Fortbestand Vollmacht trotz Auflösung GbR
BFH II R 30/09
Urteil vom 12.1.2011,
Kernaussage:
Der BFH entschied, dass die Auflösung einer Sozietät in der Rechtsform einer GbR nicht automatisch zum Erlöschen einer erteilten Vollmacht führt.
Die Vollmacht bleibt wirksam, solange sie nicht widerrufen wird oder das Mandatsverhältnis anderweitig beendet wird.
Sachverhalt:
Die Klägerinnen hatten den Steuerberatern B und D, die eine Sozietät in Form einer GbR betrieben, Vollmacht erteilt, sie in Steuerangelegenheiten zu vertreten.
Die Sozietät wurde später aufgelöst.
Das Finanzamt erließ Erbschaftsteuerbescheide und gab diese Steuerberater B bekannt, der die Klägerinnen weiterhin betreute.

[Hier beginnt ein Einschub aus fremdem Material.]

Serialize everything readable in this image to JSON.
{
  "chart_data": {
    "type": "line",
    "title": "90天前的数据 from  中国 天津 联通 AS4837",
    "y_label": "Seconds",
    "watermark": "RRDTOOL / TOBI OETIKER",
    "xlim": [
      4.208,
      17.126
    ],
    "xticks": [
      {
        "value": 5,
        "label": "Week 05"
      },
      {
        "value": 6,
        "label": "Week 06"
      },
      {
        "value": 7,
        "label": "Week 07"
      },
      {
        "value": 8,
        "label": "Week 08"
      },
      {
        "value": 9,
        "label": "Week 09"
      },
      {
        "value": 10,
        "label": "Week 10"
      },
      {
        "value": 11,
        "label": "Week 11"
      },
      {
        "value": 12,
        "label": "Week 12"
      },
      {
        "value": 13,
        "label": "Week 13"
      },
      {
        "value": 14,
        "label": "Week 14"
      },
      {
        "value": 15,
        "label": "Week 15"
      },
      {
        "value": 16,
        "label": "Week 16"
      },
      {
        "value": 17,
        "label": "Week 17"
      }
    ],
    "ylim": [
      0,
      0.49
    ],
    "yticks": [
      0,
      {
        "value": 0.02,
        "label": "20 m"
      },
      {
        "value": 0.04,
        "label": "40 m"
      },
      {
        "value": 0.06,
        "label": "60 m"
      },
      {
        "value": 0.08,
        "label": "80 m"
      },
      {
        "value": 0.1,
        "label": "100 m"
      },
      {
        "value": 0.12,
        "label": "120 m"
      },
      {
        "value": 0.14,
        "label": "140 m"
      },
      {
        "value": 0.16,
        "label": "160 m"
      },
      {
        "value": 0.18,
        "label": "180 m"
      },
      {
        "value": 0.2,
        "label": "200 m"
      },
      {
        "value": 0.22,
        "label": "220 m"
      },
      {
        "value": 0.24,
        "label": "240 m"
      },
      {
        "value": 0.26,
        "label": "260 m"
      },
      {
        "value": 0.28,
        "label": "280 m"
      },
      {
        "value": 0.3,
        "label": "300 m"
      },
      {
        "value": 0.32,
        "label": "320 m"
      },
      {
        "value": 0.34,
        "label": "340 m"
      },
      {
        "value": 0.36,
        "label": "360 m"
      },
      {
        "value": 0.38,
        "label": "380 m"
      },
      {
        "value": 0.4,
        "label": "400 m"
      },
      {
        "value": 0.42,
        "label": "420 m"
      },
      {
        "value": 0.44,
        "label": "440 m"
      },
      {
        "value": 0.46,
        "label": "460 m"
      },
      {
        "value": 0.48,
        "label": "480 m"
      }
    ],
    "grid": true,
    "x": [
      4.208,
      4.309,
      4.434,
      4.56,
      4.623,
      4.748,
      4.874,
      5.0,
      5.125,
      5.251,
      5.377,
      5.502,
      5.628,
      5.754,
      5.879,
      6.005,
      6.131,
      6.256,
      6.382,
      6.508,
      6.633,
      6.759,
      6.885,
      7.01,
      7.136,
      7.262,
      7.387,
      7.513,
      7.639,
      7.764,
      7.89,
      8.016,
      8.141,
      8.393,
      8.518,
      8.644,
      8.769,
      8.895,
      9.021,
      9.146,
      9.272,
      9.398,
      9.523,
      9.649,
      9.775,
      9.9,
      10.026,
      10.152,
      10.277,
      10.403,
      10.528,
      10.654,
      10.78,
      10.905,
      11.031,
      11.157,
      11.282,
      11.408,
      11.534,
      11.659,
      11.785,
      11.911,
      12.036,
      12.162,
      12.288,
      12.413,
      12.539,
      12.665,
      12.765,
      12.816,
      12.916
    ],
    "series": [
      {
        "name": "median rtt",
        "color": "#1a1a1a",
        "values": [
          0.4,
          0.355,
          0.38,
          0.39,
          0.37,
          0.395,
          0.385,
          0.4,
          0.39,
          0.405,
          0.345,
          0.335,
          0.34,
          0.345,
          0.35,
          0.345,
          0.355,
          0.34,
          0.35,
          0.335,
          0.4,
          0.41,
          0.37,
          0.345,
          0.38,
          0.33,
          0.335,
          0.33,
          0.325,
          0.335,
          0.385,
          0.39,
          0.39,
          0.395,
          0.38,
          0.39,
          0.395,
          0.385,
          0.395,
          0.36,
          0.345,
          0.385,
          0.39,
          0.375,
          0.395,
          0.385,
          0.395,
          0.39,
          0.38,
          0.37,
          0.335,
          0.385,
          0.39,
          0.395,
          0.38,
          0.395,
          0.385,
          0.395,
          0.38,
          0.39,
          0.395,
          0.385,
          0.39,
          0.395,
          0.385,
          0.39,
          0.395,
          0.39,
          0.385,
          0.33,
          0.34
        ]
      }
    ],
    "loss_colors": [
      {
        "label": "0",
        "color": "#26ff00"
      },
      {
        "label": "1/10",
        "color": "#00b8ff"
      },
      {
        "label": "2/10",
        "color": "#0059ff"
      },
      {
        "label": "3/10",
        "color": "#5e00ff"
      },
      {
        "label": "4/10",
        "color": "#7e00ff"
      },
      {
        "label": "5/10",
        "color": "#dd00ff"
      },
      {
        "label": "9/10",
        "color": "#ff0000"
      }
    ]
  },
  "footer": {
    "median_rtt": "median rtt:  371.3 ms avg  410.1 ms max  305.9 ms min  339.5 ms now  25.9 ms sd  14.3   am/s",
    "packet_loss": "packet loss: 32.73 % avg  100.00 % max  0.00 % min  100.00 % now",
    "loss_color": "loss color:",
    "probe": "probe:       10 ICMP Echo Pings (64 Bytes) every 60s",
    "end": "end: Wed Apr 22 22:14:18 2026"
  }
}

Die Klägerinnen argumentierten, die Bescheide seien nicht wirksam bekannt gegeben worden, da die Vollmacht durch die Auflösung der Sozietät erloschen sei.
Entscheidung des BFH:
Der BFH gab der Revision des Finanzamts statt und entschied, dass die Erbschaftsteuerbescheide wirksam bekannt gegeben wurden.
Begründung im Detail:
Fortbestehen der Vollmacht: Die Auflösung einer GbR führt nicht automatisch zum Erlöschen einer erteilten Vollmacht. Die Vollmacht bleibt wirksam, solange sie nicht widerrufen wird oder das Mandatsverhältnis anderweitig beendet wird. Im vorliegenden Fall hatten die Klägerinnen die Vollmacht nicht widerrufen. Steuerberater B war daher weiterhin befugt, die Klägerinnen zu vertreten und Zustellungen entgegenzunehmen.
Auslegung von Vollmachten: Vollmachten sind nach dem Empfängerhorizont auszulegen. Im vorliegenden Fall ergab die Auslegung der Vollmacht, dass die Steuerberater hinsichtlich der Erbschaftsteuer bevollmächtigt waren, auch wenn die Bescheide unter eigenen Steuernummern für jede Klägerin ergingen.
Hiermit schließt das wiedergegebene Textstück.